つまり空きペットボトルとは取り込まれた物質がかつてそこに在ったこと、またその不在を知らせ、それを摂取した者にとっては、その命の源、原料をも可視化している存在と言えて、そういう意味でとてもめずらしい物質なのだと感動した。




めずらしいと言ったのは、大抵のものを食べたり飲んだりした後というのは、その痕跡が残らないことがほとんどだからだ。

食材の皮や食べない部分は捨てられ、食器やカトラリーは洗われ、満腹感や潤いは時間と共に無いことになる。


痕跡に残そうとするならば、日記や写真のような記録の仕方があるのだろうが、あくまでそれは紙的な存在感や情報としての記録であり、質や量的な記録にはなり得ていない。

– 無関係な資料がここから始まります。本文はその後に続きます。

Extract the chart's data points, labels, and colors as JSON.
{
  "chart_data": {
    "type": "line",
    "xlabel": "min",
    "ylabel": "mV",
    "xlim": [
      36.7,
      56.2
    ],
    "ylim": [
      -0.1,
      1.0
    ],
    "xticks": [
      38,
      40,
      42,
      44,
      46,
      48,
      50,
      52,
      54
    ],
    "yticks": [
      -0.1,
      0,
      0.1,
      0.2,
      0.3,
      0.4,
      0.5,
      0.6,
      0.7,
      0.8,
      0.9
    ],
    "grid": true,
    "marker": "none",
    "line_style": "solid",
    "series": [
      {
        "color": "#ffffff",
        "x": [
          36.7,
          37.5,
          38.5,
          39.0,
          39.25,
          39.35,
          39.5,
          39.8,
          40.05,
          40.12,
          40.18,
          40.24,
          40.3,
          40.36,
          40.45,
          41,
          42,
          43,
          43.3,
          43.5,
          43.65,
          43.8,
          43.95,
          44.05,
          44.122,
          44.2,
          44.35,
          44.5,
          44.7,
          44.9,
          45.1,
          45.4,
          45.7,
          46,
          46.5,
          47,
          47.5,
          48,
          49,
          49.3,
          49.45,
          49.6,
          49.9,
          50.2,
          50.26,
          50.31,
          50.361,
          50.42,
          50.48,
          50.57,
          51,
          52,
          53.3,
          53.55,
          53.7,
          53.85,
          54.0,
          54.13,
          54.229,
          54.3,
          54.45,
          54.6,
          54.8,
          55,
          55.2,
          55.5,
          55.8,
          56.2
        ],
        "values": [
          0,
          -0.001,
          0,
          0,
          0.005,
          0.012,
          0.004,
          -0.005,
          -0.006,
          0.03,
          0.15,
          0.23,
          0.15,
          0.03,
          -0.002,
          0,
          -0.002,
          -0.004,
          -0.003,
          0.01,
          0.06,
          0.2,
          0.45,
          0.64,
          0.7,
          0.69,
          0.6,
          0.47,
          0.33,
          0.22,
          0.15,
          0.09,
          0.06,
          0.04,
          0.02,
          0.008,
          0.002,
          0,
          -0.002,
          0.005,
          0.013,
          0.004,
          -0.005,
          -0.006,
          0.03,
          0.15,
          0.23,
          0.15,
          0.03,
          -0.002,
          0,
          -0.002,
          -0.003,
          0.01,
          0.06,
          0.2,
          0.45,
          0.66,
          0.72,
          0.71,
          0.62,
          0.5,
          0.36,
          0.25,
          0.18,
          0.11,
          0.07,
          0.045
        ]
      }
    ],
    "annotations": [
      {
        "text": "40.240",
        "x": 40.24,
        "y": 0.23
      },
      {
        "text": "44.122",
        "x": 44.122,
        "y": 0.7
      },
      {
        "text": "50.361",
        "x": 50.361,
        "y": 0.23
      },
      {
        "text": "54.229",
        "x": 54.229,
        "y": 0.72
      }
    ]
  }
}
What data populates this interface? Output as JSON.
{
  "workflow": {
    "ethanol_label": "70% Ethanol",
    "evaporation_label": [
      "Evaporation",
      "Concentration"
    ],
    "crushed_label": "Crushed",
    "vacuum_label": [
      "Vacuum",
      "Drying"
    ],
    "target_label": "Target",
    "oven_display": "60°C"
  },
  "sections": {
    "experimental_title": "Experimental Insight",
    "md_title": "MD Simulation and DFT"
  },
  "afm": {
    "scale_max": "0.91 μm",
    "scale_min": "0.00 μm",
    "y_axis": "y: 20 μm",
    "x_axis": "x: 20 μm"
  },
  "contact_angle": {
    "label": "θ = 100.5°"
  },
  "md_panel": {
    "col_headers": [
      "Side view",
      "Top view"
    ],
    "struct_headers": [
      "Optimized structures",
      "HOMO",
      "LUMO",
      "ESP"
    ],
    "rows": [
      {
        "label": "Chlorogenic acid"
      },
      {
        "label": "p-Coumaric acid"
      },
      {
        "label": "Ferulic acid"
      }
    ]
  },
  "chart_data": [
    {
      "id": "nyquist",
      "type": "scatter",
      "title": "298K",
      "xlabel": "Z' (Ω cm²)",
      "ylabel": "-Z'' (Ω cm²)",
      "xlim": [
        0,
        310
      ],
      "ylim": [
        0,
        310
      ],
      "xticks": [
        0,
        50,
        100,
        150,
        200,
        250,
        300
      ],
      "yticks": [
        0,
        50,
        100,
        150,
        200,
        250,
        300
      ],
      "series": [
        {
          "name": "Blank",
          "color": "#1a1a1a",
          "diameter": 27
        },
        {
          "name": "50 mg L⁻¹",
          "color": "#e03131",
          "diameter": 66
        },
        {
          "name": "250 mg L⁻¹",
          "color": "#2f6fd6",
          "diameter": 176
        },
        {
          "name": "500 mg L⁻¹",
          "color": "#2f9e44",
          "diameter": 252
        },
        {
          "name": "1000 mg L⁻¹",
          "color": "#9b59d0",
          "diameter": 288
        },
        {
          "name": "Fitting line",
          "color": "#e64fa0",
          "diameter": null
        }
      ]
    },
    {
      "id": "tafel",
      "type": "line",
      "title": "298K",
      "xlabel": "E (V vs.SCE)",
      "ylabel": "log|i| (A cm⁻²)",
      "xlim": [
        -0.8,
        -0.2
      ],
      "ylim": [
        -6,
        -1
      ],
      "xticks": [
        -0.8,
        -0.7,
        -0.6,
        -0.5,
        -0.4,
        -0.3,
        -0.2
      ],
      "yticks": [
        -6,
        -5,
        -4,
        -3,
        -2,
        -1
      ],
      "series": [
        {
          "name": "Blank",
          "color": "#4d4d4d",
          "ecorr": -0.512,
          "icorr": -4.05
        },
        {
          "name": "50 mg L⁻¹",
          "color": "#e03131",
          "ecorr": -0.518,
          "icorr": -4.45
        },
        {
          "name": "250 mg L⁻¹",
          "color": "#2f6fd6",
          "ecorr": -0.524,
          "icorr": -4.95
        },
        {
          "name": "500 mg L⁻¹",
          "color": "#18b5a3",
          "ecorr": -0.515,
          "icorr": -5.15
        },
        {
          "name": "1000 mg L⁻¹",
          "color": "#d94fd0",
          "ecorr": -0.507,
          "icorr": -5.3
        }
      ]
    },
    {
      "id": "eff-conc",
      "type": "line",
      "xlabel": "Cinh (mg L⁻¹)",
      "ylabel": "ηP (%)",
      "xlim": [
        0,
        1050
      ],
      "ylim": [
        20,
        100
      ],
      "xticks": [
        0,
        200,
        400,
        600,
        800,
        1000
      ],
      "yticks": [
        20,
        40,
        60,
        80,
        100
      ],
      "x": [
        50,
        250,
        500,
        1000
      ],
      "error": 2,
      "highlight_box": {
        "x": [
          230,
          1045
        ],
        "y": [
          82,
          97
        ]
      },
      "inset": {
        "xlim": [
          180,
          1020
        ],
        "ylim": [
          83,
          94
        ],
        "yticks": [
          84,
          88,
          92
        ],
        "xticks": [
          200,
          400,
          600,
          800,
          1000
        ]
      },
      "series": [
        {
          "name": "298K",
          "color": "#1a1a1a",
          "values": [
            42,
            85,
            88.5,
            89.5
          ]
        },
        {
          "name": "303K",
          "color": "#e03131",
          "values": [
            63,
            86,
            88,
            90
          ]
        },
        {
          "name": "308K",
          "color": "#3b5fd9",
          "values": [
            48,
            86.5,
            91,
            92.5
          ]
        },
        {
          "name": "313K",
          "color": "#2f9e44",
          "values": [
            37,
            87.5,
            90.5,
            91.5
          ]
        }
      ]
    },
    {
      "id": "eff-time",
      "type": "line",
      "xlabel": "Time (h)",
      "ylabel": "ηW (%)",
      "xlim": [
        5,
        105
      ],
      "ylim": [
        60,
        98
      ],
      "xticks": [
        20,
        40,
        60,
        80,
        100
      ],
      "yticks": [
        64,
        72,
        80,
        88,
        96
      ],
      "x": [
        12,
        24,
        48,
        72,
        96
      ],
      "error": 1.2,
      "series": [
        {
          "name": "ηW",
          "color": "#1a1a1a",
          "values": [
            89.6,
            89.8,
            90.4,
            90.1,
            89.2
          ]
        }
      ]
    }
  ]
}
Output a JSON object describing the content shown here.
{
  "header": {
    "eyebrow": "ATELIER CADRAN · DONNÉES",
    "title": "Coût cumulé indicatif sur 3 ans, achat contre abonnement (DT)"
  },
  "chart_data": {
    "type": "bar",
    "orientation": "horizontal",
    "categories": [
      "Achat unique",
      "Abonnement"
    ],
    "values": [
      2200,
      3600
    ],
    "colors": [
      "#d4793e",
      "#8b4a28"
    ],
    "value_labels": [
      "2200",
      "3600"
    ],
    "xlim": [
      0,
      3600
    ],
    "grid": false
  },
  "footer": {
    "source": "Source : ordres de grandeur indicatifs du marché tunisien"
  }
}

つまり我々一人一人の命がどのくらいの量の食べ物や飲み物で出来ているのかを、量的に感じさせるものというのは、そんなに多くないのだ。(コンビニ弁当やおにぎりの包み、菓子の包装などは大きさを想像させない)



だからこそペットボトルの存在や、あるいはサプリメントの錠剤のビンなどはそれらを我々に強く意識させる。


そういうところから、命というものが、なかなかいろんなものを必要としていること、それが維持されることは、わりと生半可なことではないことを改めて教えてもらえる驚きと、それが自然に続けることができている社会に感謝しかない。



今日も最後まで読んでくださってありがとうございます。
会期中に美術館を訪れた人が捨てたペットボトルを命と題して展示していきたいくらいです。